The study found that mixed boy and girl twins were more developed than same-sex twins and single children. The researchers suggest that the best qualities of each gender helps the mixed twins' development, BBC News Online reports.

The study compared 4,000 sets of twins with 22,000 of their classmates. Students in classes with twins evaluated their classmates, rating them on how easily they became irritated or on their level of friendliness.

The study appears in the journal Twin Research.


Court Documents Reveal Clonaid Secrets

The corporate structure of the group Clonaid appears to be as empty as its claims to have cloned the first human baby.

The Boston Globe reports that it obtained sealed court documents that show Clonaid has only two employees and no address and no board of directors.
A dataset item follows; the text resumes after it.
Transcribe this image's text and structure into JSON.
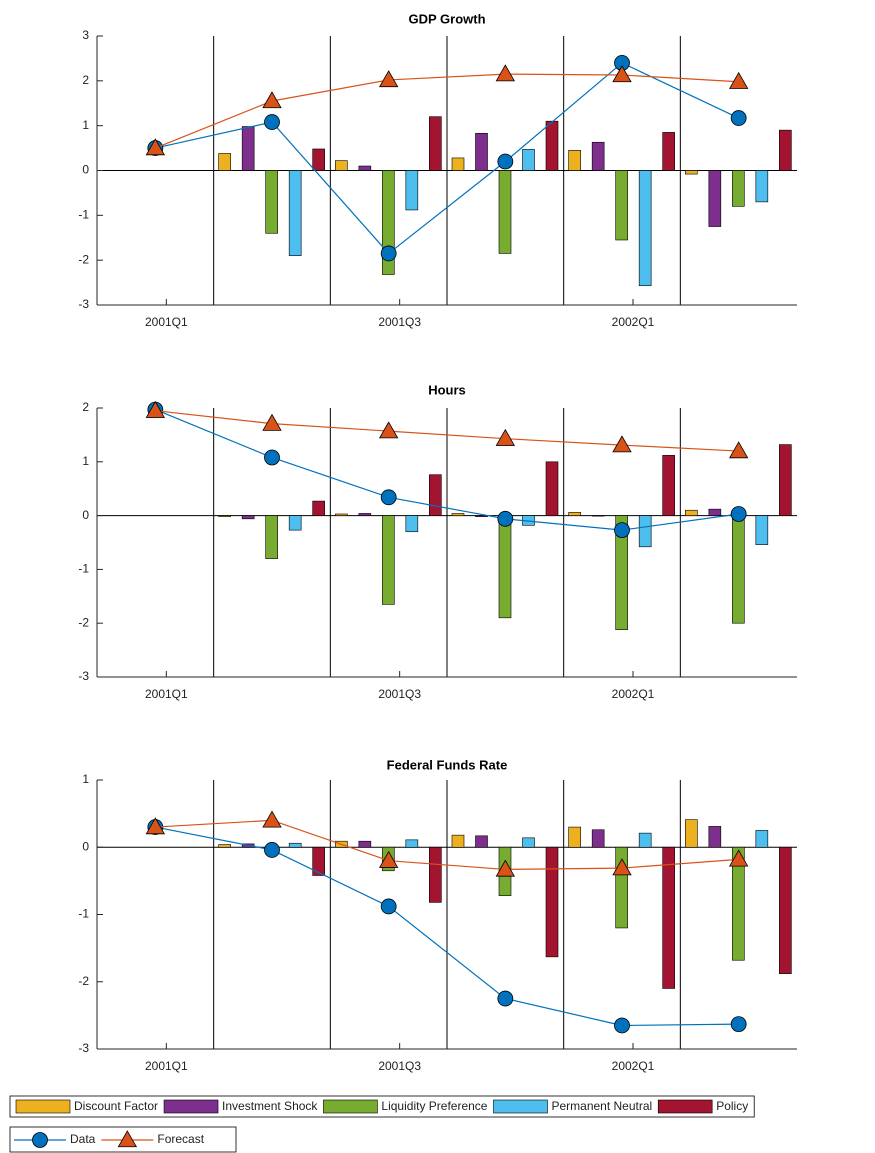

Despite that, the group plans to charge dozens of prospective clients as much as $200,000 each for its cloning services.

Clonaid received international attention late last year when it claimed to have cloned a human baby. The group contends it recently cloned its fifth baby. There is no scientific proof that the group has cloned any human babies.

Despite the apparent shortcomings revealed in the court documents, Clonaid advertises itself as a company and solicits investments through its Web site, the Globe reports.


FDA Wants Antihistamines Sold Over-the-Counter

The U.S. Food and Drug Administration wants to follow Claritin's lead by ordering other prescription allergy medications to be sold over-the-counter, USA Today reports.

The agency wants to make the popular medications Allegra and Zyrtec available without a prescription. FDA Commissioner Mark McClellan refused to confirm the report, telling the newspaper it was a matter "under active consideration."

Since the antihistamine Claritin went over-the-counter in December, its price has dropped by two-thirds, McClellan says. This has led several health plans to charge higher co-payments for prescription antihistamines, including Allegra and Zyrtec, USA Today reports.

The makers of Allegra and Zyrtec oppose the FDA's move, as do some consumer groups, who say insured patients would actually pay more for the drugs if they went over-the-counter. Insured people pay only a fraction of the cost of prescription medications, but they are responsible for the entire cost of drugs sold over-the-counter.


Fisher-Price Toy Poses Choking Hazard

Fisher-Price is recalling 67,000 Little People® Animal Sounds Farms toys. Two small metal screws that hold the "stall doors" in place can come off, posing breathing and choking hazards to young children, the U.S. Consumer Product Safety Commission says.

Fisher-Price has received 33 reports of the screws coming off, including four instances of a screw being found in a child's mouth. A fifth child needed emergency surgery to remove a screw from his lung.

The recalled toys are shaped like barns and make animal sounds when the doors of the cow or horse stalls are opened. They can be identified by the model numbers 77973 or 77746 and a six-character manufacturing date code that begins with 168 through 212, followed by the number 2 as the fourth digit. Both the model number and date code can be found on the underside of the green ramp.

Toy stores and other mass-merchandise retailers nationwide sold the toys between July 2002 and December 2002 for about $30. Consumers should take the product away from young children immediately and contact Fisher-Price toll-free at 1-866-259-7873 anytime to request a free repair kit.